Recent incidents may provide a good reason: Neighboring Olin Library was the site of two occurrences of petit and grand larceny in the month of October, according to the Cornell University Police Department Daily Report.

Between the hours of 2 a.m. and 8 a.m., the security guards monitor the library, specifically checking CUIDs as non-Cornell students are not permitted in Uris after 2 a.m.

The security guards have been known to strictly enforce this rule and will make students who cannot provide proper identification leave the library.

“A friend of mine left his ID in his dorm, and shortly after 2 a.m. he was asked to leave Uris,” said Sung Jun Choi ’10.

Although many may wonder why such security is necessary, Anne Kenney, the senior associate University librarian, explained the security guards serve an important purpose for the Cornell community.

“The security guards are a safety measure to protect students from the potential of any type of danger, which could occur late at night. This type of security is common in many research libraries throughout the country,” Kenney said.

Because it is the only library on campus open 24 hours a day, the security of Uris’ occupants becomes even more imperative later in the night.

On top of that, Kenney explains there have been threats to security in the past which have included possible acts of vandalism. Such dangers pose a serious concern, and in order to not only protect Cornellians, but the library itself, the security guards hope to deter such behavior and eliminate any risk to students.

The safety system that Uris has implemented is provided by Securitas Security Services USA, a leading security system provider with employers in over 30 countries. The Securitas system is considered one of the best in the industry, and provides a more practical method than having librarians take on the job of monitoring the library. Securitas provides the guards themselves.

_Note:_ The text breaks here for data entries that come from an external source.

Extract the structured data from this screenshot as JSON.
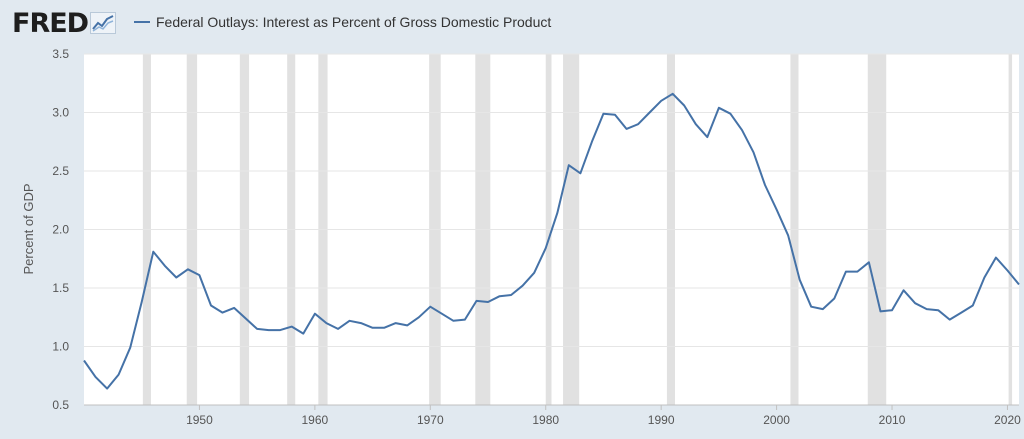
{
  "header": {
    "logo_text": "FRED",
    "legend_label": "Federal Outlays: Interest as Percent of Gross Domestic Product"
  },
  "colors": {
    "background": "#e1e9f0",
    "plot_background": "#ffffff",
    "series": "#4572a7",
    "recession": "#e1e1e1",
    "grid": "#e6e6e6"
  },
  "chart_data": {
    "type": "line",
    "ylabel": "Percent of GDP",
    "xlabel": "",
    "xlim": [
      1940,
      2021
    ],
    "ylim": [
      0.5,
      3.5
    ],
    "yticks": [
      "0.5",
      "1.0",
      "1.5",
      "2.0",
      "2.5",
      "3.0",
      "3.5"
    ],
    "xticks": [
      "1950",
      "1960",
      "1970",
      "1980",
      "1990",
      "2000",
      "2010",
      "2020"
    ],
    "grid": true,
    "legend_position": "top",
    "recessions": [
      [
        1945.1,
        1945.8
      ],
      [
        1948.9,
        1949.8
      ],
      [
        1953.5,
        1954.3
      ],
      [
        1957.6,
        1958.3
      ],
      [
        1960.3,
        1961.1
      ],
      [
        1969.9,
        1970.9
      ],
      [
        1973.9,
        1975.2
      ],
      [
        1980.0,
        1980.5
      ],
      [
        1981.5,
        1982.9
      ],
      [
        1990.5,
        1991.2
      ],
      [
        2001.2,
        2001.9
      ],
      [
        2007.9,
        2009.5
      ],
      [
        2020.1,
        2020.4
      ]
    ],
    "series": [
      {
        "name": "Federal Outlays: Interest as Percent of Gross Domestic Product",
        "x": [
          1940,
          1941,
          1942,
          1943,
          1944,
          1945,
          1946,
          1947,
          1948,
          1949,
          1950,
          1951,
          1952,
          1953,
          1954,
          1955,
          1956,
          1957,
          1958,
          1959,
          1960,
          1961,
          1962,
          1963,
          1964,
          1965,
          1966,
          1967,
          1968,
          1969,
          1970,
          1971,
          1972,
          1973,
          1974,
          1975,
          1976,
          1977,
          1978,
          1979,
          1980,
          1981,
          1982,
          1983,
          1984,
          1985,
          1986,
          1987,
          1988,
          1989,
          1990,
          1991,
          1992,
          1993,
          1994,
          1995,
          1996,
          1997,
          1998,
          1999,
          2000,
          2001,
          2002,
          2003,
          2004,
          2005,
          2006,
          2007,
          2008,
          2009,
          2010,
          2011,
          2012,
          2013,
          2014,
          2015,
          2016,
          2017,
          2018,
          2019,
          2020,
          2021
        ],
        "values": [
          0.88,
          0.74,
          0.64,
          0.76,
          0.99,
          1.38,
          1.81,
          1.69,
          1.59,
          1.66,
          1.61,
          1.35,
          1.29,
          1.33,
          1.24,
          1.15,
          1.14,
          1.14,
          1.17,
          1.11,
          1.28,
          1.2,
          1.15,
          1.22,
          1.2,
          1.16,
          1.16,
          1.2,
          1.18,
          1.25,
          1.34,
          1.28,
          1.22,
          1.23,
          1.39,
          1.38,
          1.43,
          1.44,
          1.52,
          1.63,
          1.84,
          2.14,
          2.55,
          2.48,
          2.75,
          2.99,
          2.98,
          2.86,
          2.9,
          3.0,
          3.1,
          3.16,
          3.06,
          2.9,
          2.79,
          3.04,
          2.99,
          2.85,
          2.66,
          2.38,
          2.17,
          1.95,
          1.57,
          1.34,
          1.32,
          1.41,
          1.64,
          1.64,
          1.72,
          1.3,
          1.31,
          1.48,
          1.37,
          1.32,
          1.31,
          1.23,
          1.29,
          1.35,
          1.59,
          1.76,
          1.65,
          1.53
        ]
      }
    ]
  }
}
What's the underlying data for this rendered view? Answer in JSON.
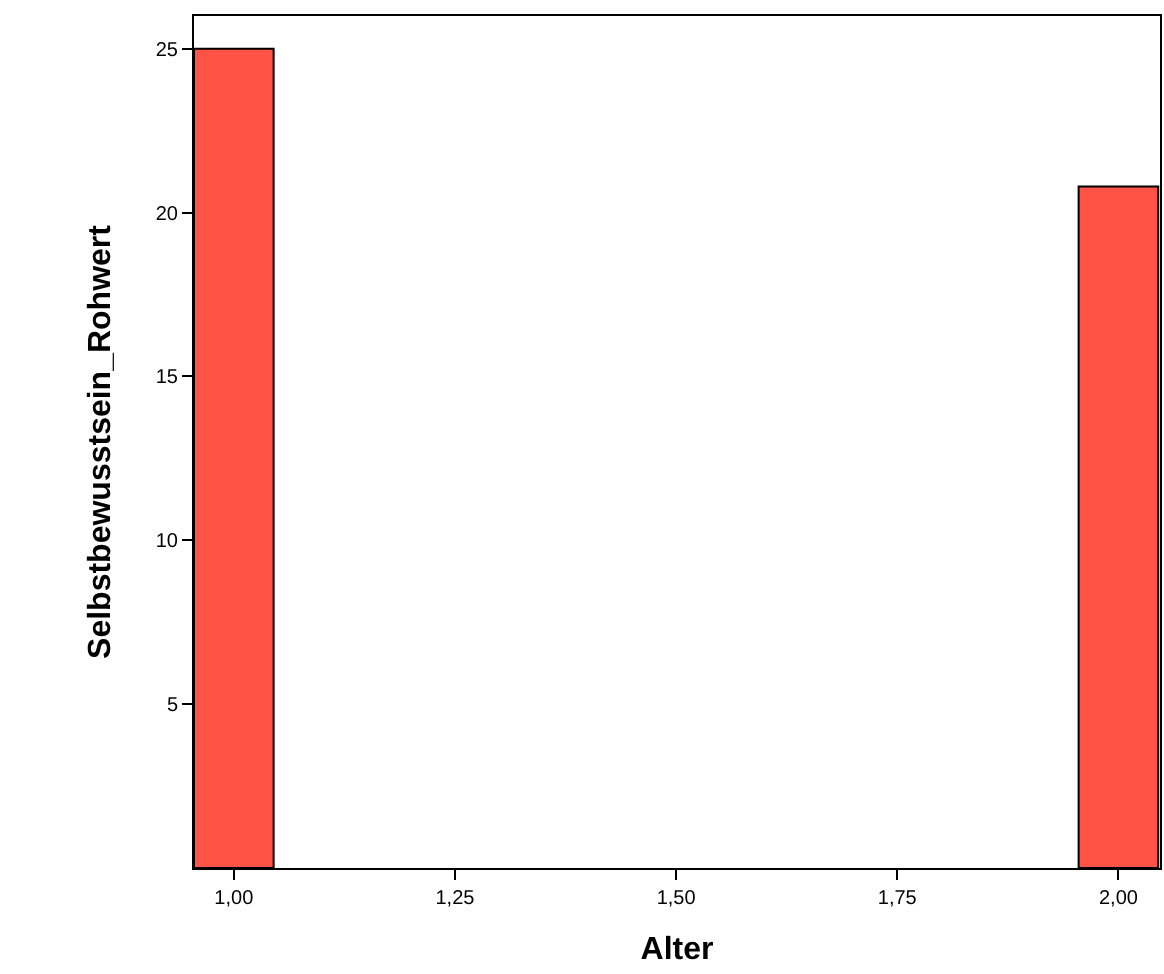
{
  "chart_data": {
    "type": "bar",
    "xlabel": "Alter",
    "ylabel": "Selbstbewusstsein_Rohwert",
    "x": [
      1,
      2
    ],
    "values": [
      25,
      20.8
    ],
    "color": "#ff5347",
    "xlim": [
      0.955,
      2.047
    ],
    "xticks": [
      {
        "value": 1,
        "label": "1,00"
      },
      {
        "value": 1.25,
        "label": "1,25"
      },
      {
        "value": 1.5,
        "label": "1,50"
      },
      {
        "value": 1.75,
        "label": "1,75"
      },
      {
        "value": 2,
        "label": "2,00"
      }
    ],
    "ylim": [
      0,
      26
    ],
    "yticks": [
      5,
      10,
      15,
      20,
      25
    ],
    "grid": false
  }
}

“This system is convenient because [Securitas] always ensures that two guards are always here,” Kenney said.

Subsequently, this gives the library staff one less thing to worry about and puts the issues of safety in the hands of the experts.

The added security has been received positively by many; students have expressed overall appreciation for the system and its presence.

“It’s not like anything would happen, but it’s nice to have them there just in case there was any type of danger. I think they are a necessary precaution which can only benefit students,” said Saad Ahsad ’10.

On another note, Kenney revealed that the security guards also serve another important purpose outside of providing security: “Their job also involves waking up any students who may have fallen asleep in the library, which happens frequently.”

So those working hard — and others hardly working — into the early hours of the morning can rest easy knowing that the only thing they have to fear is the material they came to study.